WIRE – Novel Treatments in Renal Cell Cancer

Overview

Evaluation of proof of mechanism with relation to ktrans and/or CD8 count when 3 different IMPs are given as monotherapy or as combination therapy. These would be administered in the "window of opportunity", prior to nephrectomy in surgically resectable renal cell cancer

Full Title of Study: “WIndow of Opportunity Clinical Trials Platform for Evaluation of Novel Treatments Strategies in REnal Cell Cancer”

Study Type

  • Study Type: Interventional
  • Study Design
    • Allocation: Non-Randomized
    • Intervention Model: Sequential Assignment
    • Primary Purpose: Basic Science
    • Masking: None (Open Label)
  • Study Primary Completion Date: November 30, 2025

Detailed Description

A Phase 2, multi-arm, multicentre, non-randomised, proof-of-mechanism (single and combination IMPs) trial using a Bayesian adaptive design. A multi-centre trial. 2 centres initially planned – this may be reduced or increased in order to recruit the required number of participants. Up to sixty (60) patients with surgically resectable renal cell cancer (Stage M0/M1). Up to twelve (12) participants will be registered for each of the single treatment arms and up to twenty (20) participants for the combination treatment arm(s) as per the Bayesian adaptive design.
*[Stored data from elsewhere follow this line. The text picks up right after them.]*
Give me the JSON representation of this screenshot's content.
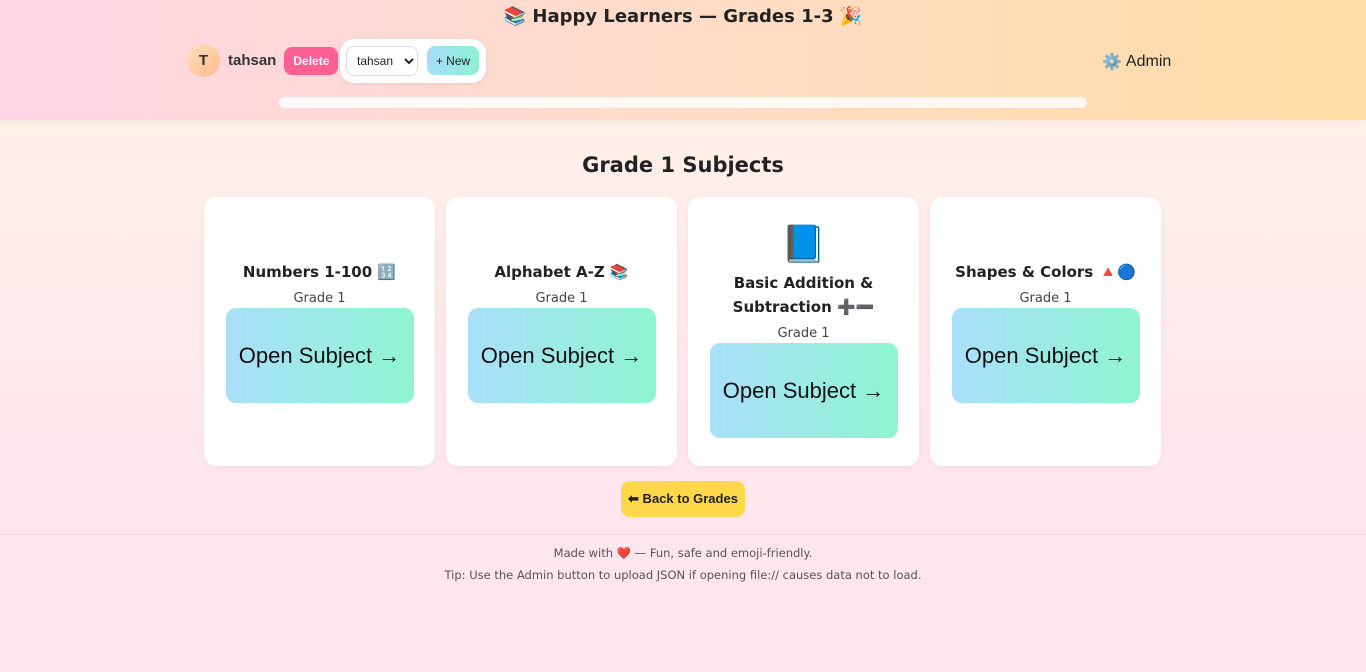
{
  "header": {
    "title": "📚 Happy Learners — Grades 1-3 🎉",
    "user": {
      "avatar_letter": "T",
      "name": "tahsan",
      "delete_label": "Delete",
      "selected_profile": "tahsan",
      "profile_options": [
        "tahsan"
      ],
      "new_label": "+ New"
    },
    "admin": {
      "icon": "⚙️",
      "label": "Admin"
    },
    "progress_fraction": 0
  },
  "main": {
    "section_title": "Grade 1 Subjects",
    "cards": [
      {
        "icon": "",
        "title": "Numbers 1-100 🔢",
        "grade": "Grade 1",
        "button_label": "Open Subject →"
      },
      {
        "icon": "",
        "title": "Alphabet A-Z 📚",
        "grade": "Grade 1",
        "button_label": "Open Subject →"
      },
      {
        "icon": "📘",
        "title": "Basic Addition & Subtraction ➕➖",
        "grade": "Grade 1",
        "button_label": "Open Subject →"
      },
      {
        "icon": "",
        "title": "Shapes & Colors 🔺🔵",
        "grade": "Grade 1",
        "button_label": "Open Subject →"
      }
    ],
    "back_label": "⬅ Back to Grades"
  },
  "footer": {
    "line1": "Made with ❤️ — Fun, safe and emoji-friendly.",
    "line2": "Tip: Use the Admin button to upload JSON if opening file:// causes data not to load."
  }
}
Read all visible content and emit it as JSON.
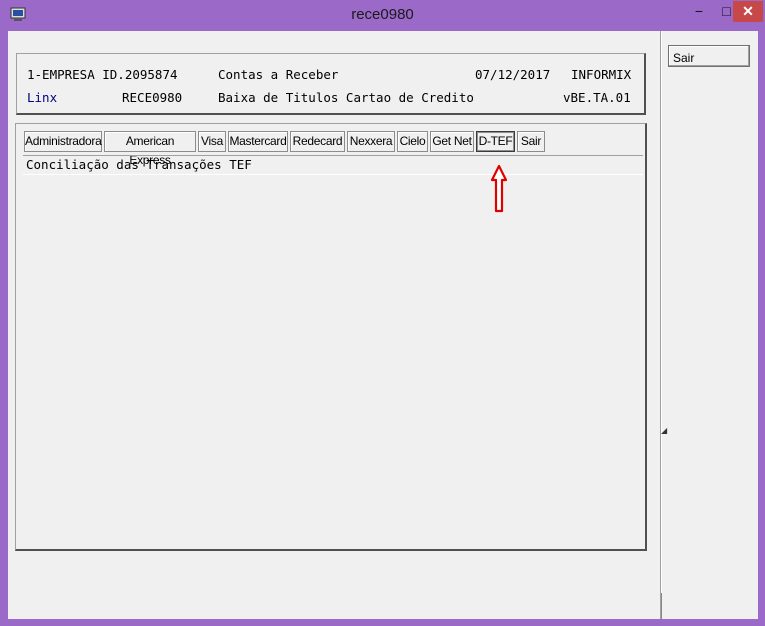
{
  "window": {
    "title": "rece0980",
    "minimize_glyph": "−",
    "maximize_glyph": "□",
    "close_glyph": "✕"
  },
  "header": {
    "row1": {
      "company": "1-EMPRESA ID.2095874",
      "module": "Contas a Receber",
      "date": "07/12/2017",
      "db": "INFORMIX"
    },
    "row2": {
      "brand": "Linx",
      "program": "RECE0980",
      "description": "Baixa de Titulos Cartao de Credito",
      "version": "vBE.TA.01"
    }
  },
  "tabs": [
    {
      "label": "Administradora"
    },
    {
      "label": "American Express"
    },
    {
      "label": "Visa"
    },
    {
      "label": "Mastercard"
    },
    {
      "label": "Redecard"
    },
    {
      "label": "Nexxera"
    },
    {
      "label": "Cielo"
    },
    {
      "label": "Get Net"
    },
    {
      "label": "D-TEF"
    },
    {
      "label": "Sair"
    }
  ],
  "active_tab": "D-TEF",
  "info_text": "Conciliação das Transações TEF",
  "side": {
    "exit_label": "Sair"
  },
  "colors": {
    "titlebar": "#9b6ac9",
    "close_button": "#c74848",
    "brand_text": "#000080",
    "annotation_arrow": "#e00000"
  },
  "icons": {
    "app": "terminal-window-icon",
    "annotation": "red-arrow-up-icon"
  }
}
The trial duration consists of a 28 day screening period, a minimum of 2 weeks oral IMP (Olaparib and/or Cediranib) treatment or a single dose of durvalumab alone or in combination in the window-of-opportunity period prior to surgery (nephrectomy or partial nephrectomy) performed as standard of care. Participants will continue oral IMP treatment up until surgery (stopping when indicated for surgical safety reasons). As such treatment duration will be variable and an optional 21 day telephone assessment will take place for patients who remain on IMP. Patients will then be reviewed in the surgical follow-up clinic at 6 weeks and 3 months post-surgery as standard of care. For patients on monotherapy or combination Olaparib and Cediranib IMP, response will be measured using DCE-MRI (Ktrans), defining reduced tumour capillary permeability. For patients on monotherapy Durvalumab, or combination Olaparib and Durvalumab, response will be measured using CD8 positive T cells. Additional safety outcomes will be assessed, along with the tumour response and various biological measures that would indicate drug mechanistic response.

Interventions

  • Drug: Olaparib
    • Olaparib 300mg twice daily, oral medication administered for at least 2 weeks and up until the morning of nephrectomy. Arms 2, 3 and 5
  • Drug: Cediranib
    • Cediranib 20mg once daily, oral medication administered for at least 2 weeks until 36 hours prior to nephrectomy. Arms 1 and 3
  • Drug: Durvalumab
    • Durvalumab 1500mg intravenous infusion administered once, no greater than 4 weeks prior to nephrectomy

Arms, Groups and Cohorts

  • Experimental: Arm 1- Cediranib
    • Cediranib tablet oral 20mg once daily for a minimum of 2 weeks up until 36 hours before nephrectomy.
  • Experimental: Arm 2- Olaparib
    • Olaparib tablet oral 300mg twice daily for a minimum of 2 weeks up until the morning of nephrectomy.
  • Active Comparator: Arm 3- Olaparib and Cediranib
    • Olaparib tablet oral 300mg twice daily for a minimum of 2 weeks up until the morning of nephrectomy AND Cediranib tablet oral 20mg once daily for a minimum of 2 weeks up until 36 hours before nephrectomy.
  • Experimental: Arm 4- Durvalumab
    • Durvalumab 1500mg intravenous infusion once, a maximum of 4 weeks prior to nephrectomy.
  • Active Comparator: Arm 5- Olaparib and Durvalumab
    • Olaparib tablet oral 300mg twice daily for a minimum of 2 weeks up until the morning of nephrectomy. Durvalumab 1500mg intravenous infusion once, a maximum of 4 weeks prior to nephrectomy.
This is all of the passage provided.